Она повела свободной от сумки рукой вокруг себя.

Вокруг нее был пустырь, через который она проходила каждое утро. Отвратительное запущенное место с узкой тропинкой. Слева от тропы глухой забор, намертво отгораживающий проезжую часть от школьной и прилегающей к ней территории. Справа кладбище строительного мусора, прочно засиженного крапивой и чертополохом. Все это бетонное, щебеночное и арматурное нагромождение осталось еще со времен строительства школы. Год от года покрывалось все слоем пыли, грязи, летом пышно зеленело непроходимыми зарослями. Зимой щетинилось в небо высохшими стеблями.

Отвратительное место, подумала она. И практически необитаемое. Если кому вздумается свести с ней счеты, лучшего места просто не найти. И чего она тут ходит каждое утро? Ведь можно идти и по ту сторону забора, по тротуару, а она тут каблуки сбивает. Короче путь? Ну разве метров на сто – сто пятьдесят. Удобнее идти на прямую от подъезда и не огибать людную по утрам остановку на площади? Да, возможно. Не хочется толкаться локтями с утра со своими же школьниками, летящими наперегонки по тротуару? Наверное, это и есть главная причина.

– Вас жду, Анна Иванна.

Красивый порочный рот Петровского улыбнулся, показались невозможно ровные белые зубы. И она снова подумала: не могут быть у человека такие ровные, такие белые, такие безупречные зубы. И губы его… Словно накрашенные, потом слегка припудренные и снова накрашенные. И щеки со следами утреннего бритья. Очень гладкие, очень блестящие. Волосы… Темные, прямые, аккуратно уложенные и почему-то не тронутые ветром. А ветер-то имеется! Ее косынку трепал так, что она ее трижды, пока шла, поправляла.

Все какое-то ненатуральное. Она разозлилась непонятно с чего. Все как-то слишком у этого Петровского!

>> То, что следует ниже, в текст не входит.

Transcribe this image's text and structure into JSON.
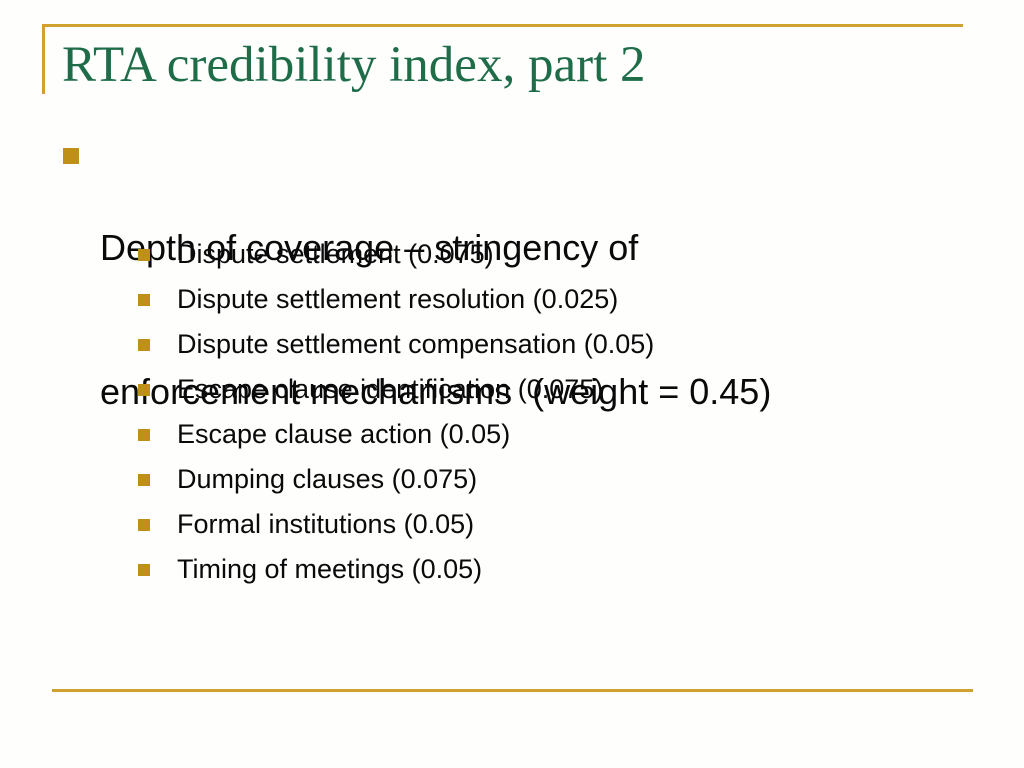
{
  "slide": {
    "title": "RTA credibility index, part 2",
    "bullet": {
      "lines": [
        "Depth of coverage – stringency of",
        "enforcement mechanisms  (weight = 0.45)"
      ]
    },
    "sub_bullets": [
      "Dispute settlement (0.075)",
      "Dispute settlement resolution (0.025)",
      "Dispute settlement compensation (0.05)",
      "Escape clause identification (0.075)",
      "Escape clause action (0.05)",
      "Dumping clauses (0.075)",
      "Formal institutions (0.05)",
      "Timing of meetings (0.05)"
    ],
    "colors": {
      "accent_gold_rule": "#cfa12e",
      "bullet_gold": "#bf9017",
      "title_green": "#1f6c49",
      "body_text": "#0a0a0a",
      "background": "#fefefd"
    }
  }
}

«Не надо придираться к детям, милые мои. Они такие, какими их создал господь и родители!» – кольнуло в висок изречением, сделанным Кольской неделю назад в учительской.

Над Петровским кто-то постарался вовсю, со вздохом сделала она вывод через минуту.

– Что ты хотел? – Она медленно пошла, стараясь не замечать, что парню приходится семенить рядом с ней по сырой траве и кромка его идеально выглаженных брюк пачкается.

– Анна Иванна, не спрашивайте меня сегодня, пожалуйста, – вдруг попросил Петровский и посмел вцепиться в ее локоть и чуть придержать. – Пожалуйста!

– Почему это? – Она шевельнулась именно так, как надо, чтобы он ее выпустил: не нервно, не испуганно, как-то небрежно и слегка. – Не выучил? Загулял?

– Нет, не гулял, проблемы в семье. С мамой скандалили всю ночь, не подготовился я.

Молодой человек остановился. Дальше идти ему было нельзя. Дальше бы их увидели вместе и… Сначала робкий смешок в коридоре, потом…

Схема известна.

– Врешь? – покосилась она на него подозрительно, вздохнула, не заметив мерзкой лживой искры в темных глазах, и все равно подытожила: – Врешь, Петровский.

– Спро´сите, да?

Он стоял теперь у нее за спиной, и ей было от этого жутко неудобно. Представляла, как он рассматривает ее сзади, как ерзает глазищами по ее плащу, сапогам, косынке. С ненавистью смотрит? С интересом? Или с вожделением?

Последнее исключалось, сделала она для себя неутешительный вывод через мгновение. Ее нельзя было желать, ею нельзя было восторгаться, в ее честь нельзя было слагать стихов. И уж если и подстерегать в темном переулке, то лишь для того, чтобы ограбить или вот, как этот Петровский, послабление себе выпросить.

Почему? Потому что она была заурядной, вот! Так ее охарактеризовал перед своим уходом бывший муженек – Саша.